Keeping busy on household projects is a great way to pass the time. But if any of those projects involves outdoor digging, do it safely.

Across Canada, April 1 marks the start of Dig Safe Month, an initiative that’s spearheaded by the Canadian Common Ground Alliance (CCGA).

Industries with underground infrastructure use Dig Safe Month to raise awareness of safe digging practices. The aim is to improve safety and reduce damage to critical underground infrastructure, such as gas and water pipelines or underground power lines. That’s because damage to underground infrastructure can pose a major safety risk and costs Canadians at least $1 billion each year.


Four important things to know if your home improvement project involves digging


  1. Buried from around a half-metre to several metres below ground are oil, gas, sewer and water pipelines, as well as electricity and communication cables.
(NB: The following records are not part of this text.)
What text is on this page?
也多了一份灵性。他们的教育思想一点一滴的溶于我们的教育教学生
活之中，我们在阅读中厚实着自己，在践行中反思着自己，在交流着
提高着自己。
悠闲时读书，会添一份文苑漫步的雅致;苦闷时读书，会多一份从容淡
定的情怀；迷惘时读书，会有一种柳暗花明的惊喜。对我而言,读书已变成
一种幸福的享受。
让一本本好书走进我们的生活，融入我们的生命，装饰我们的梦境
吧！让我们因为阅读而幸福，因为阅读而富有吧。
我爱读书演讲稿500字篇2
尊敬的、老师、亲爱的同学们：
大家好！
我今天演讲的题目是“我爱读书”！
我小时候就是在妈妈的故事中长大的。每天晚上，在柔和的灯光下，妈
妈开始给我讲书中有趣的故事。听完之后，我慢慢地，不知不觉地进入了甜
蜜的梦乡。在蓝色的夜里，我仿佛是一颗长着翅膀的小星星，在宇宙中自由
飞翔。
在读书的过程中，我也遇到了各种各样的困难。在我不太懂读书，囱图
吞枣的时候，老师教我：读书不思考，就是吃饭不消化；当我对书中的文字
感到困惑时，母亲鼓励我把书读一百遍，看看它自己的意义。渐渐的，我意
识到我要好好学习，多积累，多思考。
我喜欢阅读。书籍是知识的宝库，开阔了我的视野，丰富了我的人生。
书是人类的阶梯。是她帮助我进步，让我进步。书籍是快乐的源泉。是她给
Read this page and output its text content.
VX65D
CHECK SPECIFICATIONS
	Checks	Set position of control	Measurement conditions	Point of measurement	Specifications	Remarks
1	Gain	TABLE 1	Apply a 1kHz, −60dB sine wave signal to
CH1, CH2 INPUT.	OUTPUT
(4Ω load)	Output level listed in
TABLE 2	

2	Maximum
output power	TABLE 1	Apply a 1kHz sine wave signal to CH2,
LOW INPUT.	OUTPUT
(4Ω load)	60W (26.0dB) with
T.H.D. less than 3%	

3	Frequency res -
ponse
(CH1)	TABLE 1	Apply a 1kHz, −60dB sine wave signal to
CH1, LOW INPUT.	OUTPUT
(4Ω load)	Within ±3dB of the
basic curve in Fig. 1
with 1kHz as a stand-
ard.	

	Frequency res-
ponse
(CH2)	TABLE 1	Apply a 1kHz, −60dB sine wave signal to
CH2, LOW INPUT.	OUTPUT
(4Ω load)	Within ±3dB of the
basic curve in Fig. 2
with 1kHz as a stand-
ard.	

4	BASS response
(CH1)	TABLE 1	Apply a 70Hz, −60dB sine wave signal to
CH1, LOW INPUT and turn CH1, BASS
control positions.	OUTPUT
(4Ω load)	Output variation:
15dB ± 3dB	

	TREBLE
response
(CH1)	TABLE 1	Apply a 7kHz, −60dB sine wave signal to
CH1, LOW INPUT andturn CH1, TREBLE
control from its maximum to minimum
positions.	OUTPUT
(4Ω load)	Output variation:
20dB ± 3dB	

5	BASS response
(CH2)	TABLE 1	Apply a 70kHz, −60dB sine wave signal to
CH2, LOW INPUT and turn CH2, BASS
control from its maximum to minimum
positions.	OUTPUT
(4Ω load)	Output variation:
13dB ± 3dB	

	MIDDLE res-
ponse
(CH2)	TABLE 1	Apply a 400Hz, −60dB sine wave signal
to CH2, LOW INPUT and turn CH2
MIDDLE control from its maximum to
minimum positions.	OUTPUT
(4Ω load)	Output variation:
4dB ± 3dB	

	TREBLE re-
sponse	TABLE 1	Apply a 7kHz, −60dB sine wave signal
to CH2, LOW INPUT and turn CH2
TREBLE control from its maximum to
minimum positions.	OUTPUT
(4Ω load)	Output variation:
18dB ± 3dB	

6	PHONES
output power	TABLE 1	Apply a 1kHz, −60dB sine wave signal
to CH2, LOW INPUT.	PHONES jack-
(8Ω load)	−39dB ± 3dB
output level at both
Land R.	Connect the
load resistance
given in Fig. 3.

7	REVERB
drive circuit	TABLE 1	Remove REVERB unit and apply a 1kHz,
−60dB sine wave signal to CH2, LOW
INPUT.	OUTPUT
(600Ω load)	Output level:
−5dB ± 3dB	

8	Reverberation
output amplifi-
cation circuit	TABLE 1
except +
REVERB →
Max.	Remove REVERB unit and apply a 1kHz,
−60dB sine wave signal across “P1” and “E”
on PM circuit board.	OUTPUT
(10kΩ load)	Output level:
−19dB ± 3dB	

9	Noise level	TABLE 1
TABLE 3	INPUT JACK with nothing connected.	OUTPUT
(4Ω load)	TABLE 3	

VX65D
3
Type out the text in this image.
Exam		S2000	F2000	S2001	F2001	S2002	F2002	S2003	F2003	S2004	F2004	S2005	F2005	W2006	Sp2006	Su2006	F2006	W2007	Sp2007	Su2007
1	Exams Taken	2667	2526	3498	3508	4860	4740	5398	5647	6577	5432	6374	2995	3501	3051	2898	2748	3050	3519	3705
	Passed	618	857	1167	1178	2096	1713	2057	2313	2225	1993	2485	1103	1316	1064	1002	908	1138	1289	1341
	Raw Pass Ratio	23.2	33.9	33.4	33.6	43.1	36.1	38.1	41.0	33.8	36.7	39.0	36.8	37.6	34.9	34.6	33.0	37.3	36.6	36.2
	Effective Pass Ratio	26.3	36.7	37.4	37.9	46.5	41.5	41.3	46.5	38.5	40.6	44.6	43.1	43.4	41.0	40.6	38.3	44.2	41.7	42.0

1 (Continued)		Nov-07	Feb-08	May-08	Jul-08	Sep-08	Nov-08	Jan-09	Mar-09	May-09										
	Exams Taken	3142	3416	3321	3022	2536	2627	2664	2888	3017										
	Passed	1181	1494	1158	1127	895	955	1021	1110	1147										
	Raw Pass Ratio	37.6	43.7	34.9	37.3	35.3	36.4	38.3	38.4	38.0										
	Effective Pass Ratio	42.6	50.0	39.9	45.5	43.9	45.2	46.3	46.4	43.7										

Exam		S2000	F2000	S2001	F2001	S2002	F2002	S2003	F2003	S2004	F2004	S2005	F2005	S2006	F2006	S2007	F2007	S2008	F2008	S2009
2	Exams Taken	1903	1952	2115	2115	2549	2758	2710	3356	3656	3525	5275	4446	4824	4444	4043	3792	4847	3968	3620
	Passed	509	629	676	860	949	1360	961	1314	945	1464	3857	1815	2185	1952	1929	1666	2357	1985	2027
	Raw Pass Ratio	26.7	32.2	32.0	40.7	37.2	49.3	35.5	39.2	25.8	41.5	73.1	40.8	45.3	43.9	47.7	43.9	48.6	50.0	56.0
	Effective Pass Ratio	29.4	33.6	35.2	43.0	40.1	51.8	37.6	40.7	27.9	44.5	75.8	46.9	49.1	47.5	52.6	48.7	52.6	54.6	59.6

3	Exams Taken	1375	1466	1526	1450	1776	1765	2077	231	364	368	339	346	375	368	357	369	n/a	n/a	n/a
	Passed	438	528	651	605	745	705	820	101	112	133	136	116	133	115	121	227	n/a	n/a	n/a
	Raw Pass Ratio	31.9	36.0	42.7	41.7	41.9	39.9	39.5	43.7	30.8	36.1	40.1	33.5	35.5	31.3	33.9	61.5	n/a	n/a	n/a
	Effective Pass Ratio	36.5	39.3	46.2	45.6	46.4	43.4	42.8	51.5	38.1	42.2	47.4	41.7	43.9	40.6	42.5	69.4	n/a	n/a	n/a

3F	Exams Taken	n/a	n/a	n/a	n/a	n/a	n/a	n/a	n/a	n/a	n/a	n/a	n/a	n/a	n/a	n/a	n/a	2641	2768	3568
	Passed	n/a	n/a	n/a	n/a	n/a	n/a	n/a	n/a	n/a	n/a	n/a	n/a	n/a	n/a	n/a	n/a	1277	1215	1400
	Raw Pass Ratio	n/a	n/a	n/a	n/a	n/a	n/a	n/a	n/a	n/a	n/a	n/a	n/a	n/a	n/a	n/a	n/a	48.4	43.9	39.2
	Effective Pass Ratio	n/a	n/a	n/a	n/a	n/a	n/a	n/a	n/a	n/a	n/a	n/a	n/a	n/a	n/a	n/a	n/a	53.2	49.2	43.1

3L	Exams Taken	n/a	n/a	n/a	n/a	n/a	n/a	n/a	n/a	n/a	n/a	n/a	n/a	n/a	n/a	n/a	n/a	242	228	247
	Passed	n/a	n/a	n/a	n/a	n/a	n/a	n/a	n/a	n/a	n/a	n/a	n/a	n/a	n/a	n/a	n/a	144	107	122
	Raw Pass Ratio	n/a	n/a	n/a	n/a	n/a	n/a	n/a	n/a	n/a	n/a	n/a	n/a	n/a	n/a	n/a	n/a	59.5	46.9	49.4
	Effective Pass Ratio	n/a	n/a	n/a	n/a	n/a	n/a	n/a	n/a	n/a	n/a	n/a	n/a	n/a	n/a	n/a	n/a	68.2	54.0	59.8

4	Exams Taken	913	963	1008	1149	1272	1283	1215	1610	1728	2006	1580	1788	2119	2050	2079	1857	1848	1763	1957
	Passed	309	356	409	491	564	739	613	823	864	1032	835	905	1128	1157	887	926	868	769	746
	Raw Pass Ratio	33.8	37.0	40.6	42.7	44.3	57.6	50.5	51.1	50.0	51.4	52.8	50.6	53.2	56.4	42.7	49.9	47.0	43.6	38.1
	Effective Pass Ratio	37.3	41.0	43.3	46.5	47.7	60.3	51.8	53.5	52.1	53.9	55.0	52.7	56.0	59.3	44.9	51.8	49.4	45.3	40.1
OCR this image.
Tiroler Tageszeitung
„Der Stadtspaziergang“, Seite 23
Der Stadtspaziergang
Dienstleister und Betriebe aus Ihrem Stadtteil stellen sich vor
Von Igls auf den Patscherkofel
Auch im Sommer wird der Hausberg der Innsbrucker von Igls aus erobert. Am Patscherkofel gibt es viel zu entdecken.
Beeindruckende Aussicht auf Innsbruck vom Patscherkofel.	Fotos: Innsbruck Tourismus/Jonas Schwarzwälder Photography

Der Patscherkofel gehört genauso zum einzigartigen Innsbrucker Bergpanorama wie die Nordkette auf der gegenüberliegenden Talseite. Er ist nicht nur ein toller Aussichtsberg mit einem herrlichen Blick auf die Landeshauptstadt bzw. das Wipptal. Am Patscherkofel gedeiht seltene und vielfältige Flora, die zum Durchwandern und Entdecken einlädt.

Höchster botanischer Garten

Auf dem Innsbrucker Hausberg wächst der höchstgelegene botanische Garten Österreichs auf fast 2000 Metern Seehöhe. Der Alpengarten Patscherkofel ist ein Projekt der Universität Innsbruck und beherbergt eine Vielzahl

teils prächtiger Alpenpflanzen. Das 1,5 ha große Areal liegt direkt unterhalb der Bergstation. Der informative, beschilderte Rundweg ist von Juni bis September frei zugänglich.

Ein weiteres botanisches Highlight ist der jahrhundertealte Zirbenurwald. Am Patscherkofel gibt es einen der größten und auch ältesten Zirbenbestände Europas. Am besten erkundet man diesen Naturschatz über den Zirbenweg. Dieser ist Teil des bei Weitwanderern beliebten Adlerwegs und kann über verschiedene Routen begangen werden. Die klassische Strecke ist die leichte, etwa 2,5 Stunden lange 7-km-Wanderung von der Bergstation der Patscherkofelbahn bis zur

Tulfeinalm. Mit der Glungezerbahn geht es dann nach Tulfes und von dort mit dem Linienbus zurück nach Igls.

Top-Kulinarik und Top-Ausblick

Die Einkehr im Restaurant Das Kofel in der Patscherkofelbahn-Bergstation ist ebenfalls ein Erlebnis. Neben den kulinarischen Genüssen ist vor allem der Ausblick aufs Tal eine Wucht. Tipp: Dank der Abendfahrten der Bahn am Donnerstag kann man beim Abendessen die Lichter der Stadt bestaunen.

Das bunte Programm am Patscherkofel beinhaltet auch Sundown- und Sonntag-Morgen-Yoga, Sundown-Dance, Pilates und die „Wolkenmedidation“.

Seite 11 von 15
They operate reliably, safely and silently day after day. However, digging activities like agriculture and gardening can cause unintended damage. And that can cause service interruptions and have huge financial costs.
  2. If there’s an energy transmission pipeline near you, it’s buried within a strip of land called a pipeline right-of-way (ROW) or easement, which can range from 10 to 40 metres wide. You’ll see many signs or pipeline markers along the pipeline right-of-way especially near roads, property lines, railway or river crossings.
  3. Always remember to Call or click before you dig. Once you’ve called to make a location request, line locating technicians will come to your property. They’ll use flags or paint to mark the location of the pipeline or other underground infrastructure. And they’ll let you know when they’ve marked all lines and explain what the markers mean.
  4. Once technicians mark the site, they’re only valid for 14 days. That’s because weather or accidental movement can impact line locate markers. So, you may have to call again if your project doesn’t take place within that two-week window.


It’s also good to be well prepared when you call. Here are a few quick tips that will make the locate request simple and quick for you and the company that’s locating the infrastructure.


Before you call or click


  • Be clear about the work you need to do and the date you want to start.
  • Have information at your fingertips about the dig location… the city or town, street address, legal land location or lot and block, and/or two intersecting street names nearby.
  • Be ready to outline your project site with white flags, paint or survey tape on small wooden stakes, if asked.
  • Allow two to three business days after you call for the company to mark the site.

Preventing damage to pipelines and protecting the safety of communities are among the highest priorities for CEPA’s member companies. And preventing third-party damage to underground infrastructure is as simple as a click or a phone call. Let’s all do our part to keep people and infrastructure safe while we have fun with our spring and summer projects.